Proliferation of the filamentous dikaryon in the plant leads to tumor formation. The fungus then differentiates within the tumor, a process that entails a number of morphological changes resulting in production of rounded cells in which karyogamy takes place and around which a specialized cell wall is deposited to form a teliospore. Flora Banuett identified genes (fuz genes) that alter filament formation on charcoal media. fuz1 mutants induce tumors but are unable to differentiate, and thus no teliospores are produced. This observation indicates that the fuz1 gene is necessary for differentiation in planta. The fuz1 gene is also necessary for normal cell and colony morphology. Its sequence has provided no clues to its functional role.
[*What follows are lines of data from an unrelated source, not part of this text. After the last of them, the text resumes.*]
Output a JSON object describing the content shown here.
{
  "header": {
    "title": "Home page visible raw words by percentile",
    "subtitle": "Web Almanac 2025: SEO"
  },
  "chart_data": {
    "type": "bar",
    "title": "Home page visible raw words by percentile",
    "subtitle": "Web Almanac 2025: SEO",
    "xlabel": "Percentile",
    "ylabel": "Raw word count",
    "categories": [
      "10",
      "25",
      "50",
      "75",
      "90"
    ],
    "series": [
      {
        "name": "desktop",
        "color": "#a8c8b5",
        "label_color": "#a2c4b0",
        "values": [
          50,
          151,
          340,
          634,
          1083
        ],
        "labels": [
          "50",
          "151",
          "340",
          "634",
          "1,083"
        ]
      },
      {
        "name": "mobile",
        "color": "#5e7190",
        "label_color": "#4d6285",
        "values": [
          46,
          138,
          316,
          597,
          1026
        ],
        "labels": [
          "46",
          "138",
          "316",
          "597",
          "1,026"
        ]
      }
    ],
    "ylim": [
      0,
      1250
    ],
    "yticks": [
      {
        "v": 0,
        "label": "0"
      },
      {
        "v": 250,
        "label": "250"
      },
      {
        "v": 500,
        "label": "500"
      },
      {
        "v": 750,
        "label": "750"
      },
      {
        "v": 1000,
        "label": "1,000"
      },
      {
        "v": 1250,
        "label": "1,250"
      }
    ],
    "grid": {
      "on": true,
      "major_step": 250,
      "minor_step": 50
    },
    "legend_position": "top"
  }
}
The fuz7 gene encodes a MAP kinase activator that is required for the pheromone response pathway involved in conjugation and filamentous growth (Banuett & Herskowitz, 1994a). fuz7 is also required for tumor induction. Because tumor induction is independent of the a locus, Flora proposed that the Fuz7 kinase is activated in response to a plant signal. Other fuz genes are currently being characterized.

Flora and Wei Wei isolated a variety of temperature-sensitive mutants that exhibit altered cell and colony morphology. Analysis of such mutants (jacks, ginseng, beaded, etc.) may provide insights into mechanisms that determine morphology of this fungus.